Canva has several membership tiers. The free level offers a generous selection of tools and templates for optimizing and transforming your pictures, but the majority are locked behind a paywall, and although fun, many of the designs have a business slant.
Before you can get started, you’ll need to create a Canva account using an email address, or sign in with your Facebook or Google account. It’s an extra step, but it means that your projects will be saved so you can return to them and continue working later.
After that, you’ll be asked what type of user you are (student, teacher, personal, business or non-profit). Canva says that this is to help recommend the right design types, though it probably also affects the premium promotions you see (with business owners being offered enterprise plans).

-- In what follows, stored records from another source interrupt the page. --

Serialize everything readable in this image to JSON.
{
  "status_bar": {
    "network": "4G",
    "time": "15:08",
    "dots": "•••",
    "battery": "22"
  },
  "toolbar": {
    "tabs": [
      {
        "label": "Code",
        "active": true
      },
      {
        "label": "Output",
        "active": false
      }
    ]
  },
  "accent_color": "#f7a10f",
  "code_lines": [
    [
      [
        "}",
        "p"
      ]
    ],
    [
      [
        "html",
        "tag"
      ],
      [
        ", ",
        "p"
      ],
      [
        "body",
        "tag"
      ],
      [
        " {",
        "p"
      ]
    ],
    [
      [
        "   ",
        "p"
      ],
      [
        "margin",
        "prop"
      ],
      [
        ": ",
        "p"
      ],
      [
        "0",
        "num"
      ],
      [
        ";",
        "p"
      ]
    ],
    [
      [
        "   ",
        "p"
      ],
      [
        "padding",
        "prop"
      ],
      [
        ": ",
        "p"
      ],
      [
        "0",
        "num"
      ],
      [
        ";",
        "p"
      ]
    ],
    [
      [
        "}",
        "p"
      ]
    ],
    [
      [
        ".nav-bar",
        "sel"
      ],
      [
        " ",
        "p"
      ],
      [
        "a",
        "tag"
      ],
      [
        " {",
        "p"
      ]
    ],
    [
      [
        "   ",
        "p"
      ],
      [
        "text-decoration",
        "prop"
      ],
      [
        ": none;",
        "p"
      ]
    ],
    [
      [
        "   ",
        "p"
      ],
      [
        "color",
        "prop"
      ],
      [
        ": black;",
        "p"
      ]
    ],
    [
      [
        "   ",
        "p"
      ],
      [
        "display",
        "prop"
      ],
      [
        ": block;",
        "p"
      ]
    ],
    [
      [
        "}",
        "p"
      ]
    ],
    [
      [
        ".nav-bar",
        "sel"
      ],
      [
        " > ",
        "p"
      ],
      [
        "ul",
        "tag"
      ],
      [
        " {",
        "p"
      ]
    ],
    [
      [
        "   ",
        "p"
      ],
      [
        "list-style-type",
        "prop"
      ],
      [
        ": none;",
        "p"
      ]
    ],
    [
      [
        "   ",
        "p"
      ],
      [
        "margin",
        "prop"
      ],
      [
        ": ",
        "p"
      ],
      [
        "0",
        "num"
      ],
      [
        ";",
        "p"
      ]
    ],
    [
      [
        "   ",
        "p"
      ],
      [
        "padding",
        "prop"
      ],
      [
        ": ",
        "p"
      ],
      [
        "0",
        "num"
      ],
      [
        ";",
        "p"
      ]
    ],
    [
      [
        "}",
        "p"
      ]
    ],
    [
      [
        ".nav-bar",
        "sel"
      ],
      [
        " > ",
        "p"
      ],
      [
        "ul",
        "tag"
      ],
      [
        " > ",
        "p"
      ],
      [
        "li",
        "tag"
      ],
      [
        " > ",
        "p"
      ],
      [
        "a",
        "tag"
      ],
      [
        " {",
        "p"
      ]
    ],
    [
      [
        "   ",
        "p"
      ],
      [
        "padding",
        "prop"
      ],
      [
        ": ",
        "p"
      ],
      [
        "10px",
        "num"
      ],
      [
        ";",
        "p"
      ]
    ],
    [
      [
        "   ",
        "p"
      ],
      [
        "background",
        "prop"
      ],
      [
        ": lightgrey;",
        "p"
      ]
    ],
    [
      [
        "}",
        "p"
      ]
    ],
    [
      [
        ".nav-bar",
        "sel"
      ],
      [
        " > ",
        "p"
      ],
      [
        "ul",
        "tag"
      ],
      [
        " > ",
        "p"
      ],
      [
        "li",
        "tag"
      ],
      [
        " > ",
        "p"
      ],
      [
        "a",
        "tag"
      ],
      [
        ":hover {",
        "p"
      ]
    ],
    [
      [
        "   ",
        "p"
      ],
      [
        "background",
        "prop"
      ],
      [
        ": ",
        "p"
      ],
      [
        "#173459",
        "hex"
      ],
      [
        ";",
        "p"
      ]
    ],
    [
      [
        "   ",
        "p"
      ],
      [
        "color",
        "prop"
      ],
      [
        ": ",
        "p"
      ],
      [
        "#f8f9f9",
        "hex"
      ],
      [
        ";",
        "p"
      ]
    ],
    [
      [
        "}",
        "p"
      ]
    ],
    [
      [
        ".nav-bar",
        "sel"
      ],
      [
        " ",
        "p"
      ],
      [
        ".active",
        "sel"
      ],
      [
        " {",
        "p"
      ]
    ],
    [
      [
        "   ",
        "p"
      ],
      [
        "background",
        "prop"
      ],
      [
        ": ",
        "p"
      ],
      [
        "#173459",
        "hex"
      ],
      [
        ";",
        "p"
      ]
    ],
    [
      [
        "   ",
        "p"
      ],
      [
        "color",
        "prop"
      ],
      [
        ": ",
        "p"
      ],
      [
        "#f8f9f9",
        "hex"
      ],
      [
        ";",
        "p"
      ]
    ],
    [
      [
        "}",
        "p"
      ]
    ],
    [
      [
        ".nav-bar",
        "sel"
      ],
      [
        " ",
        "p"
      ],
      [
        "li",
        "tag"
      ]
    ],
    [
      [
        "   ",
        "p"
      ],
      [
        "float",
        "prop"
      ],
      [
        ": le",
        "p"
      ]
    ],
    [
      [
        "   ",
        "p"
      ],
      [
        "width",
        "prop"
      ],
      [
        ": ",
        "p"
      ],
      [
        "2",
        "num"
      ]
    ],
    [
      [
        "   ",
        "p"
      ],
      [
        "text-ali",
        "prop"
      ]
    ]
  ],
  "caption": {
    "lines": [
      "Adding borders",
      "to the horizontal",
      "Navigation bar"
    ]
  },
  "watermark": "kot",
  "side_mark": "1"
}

Canva is largely based around templates. Pick a category (such as social media, Instagram or poster) and you’ll be presented with a range of options to choose from, split into themes. You’ll notice that, even if you’ve selected ‘personal’, many of the templates have a business angle, but don’t let this put you off; you can edit the text and graphics to your heart’s content, so just pick something that appeals to you.
It’s not immediately apparent which templates are available to free members, and which are premium-only – you’ll need to move your mouse pointer over your preferred design and look out for the label ‘Free’ at the bottom right of the thumbnail. This is a shame, because similar tools like Fotor make the distinction much more obvious. Any features marked with a crown icon or dollar sign are also exclusive to premium account holders, so keep an eye out.
One of Canva’s best features is its impressive range of free stock photography (accessible via the ‘Photos’ button in the left-hand menu), but if you’d rather work with one of you own pictures, click ‘Uploads’ and either search for a picture or drag and drop it from your desktop. All uploaded images will be saved to your account so you can use them again later. There’s also an extensive range of ‘elements’ on offer, including simple shapes and clipart.
If you get stuck, help is available via the purple button at the bottom right. It’s good to see that support isn’t restricted to premium membership tiers. It’s also possible to get extra information on buttons and switches by hovering over them to reveal tooltips.
Canva is intuitive to use, and its social media templates are particularly impressive, but it's probably a better choice for small businesses that want to stand out from the crowd than individuals looking for a photo editor.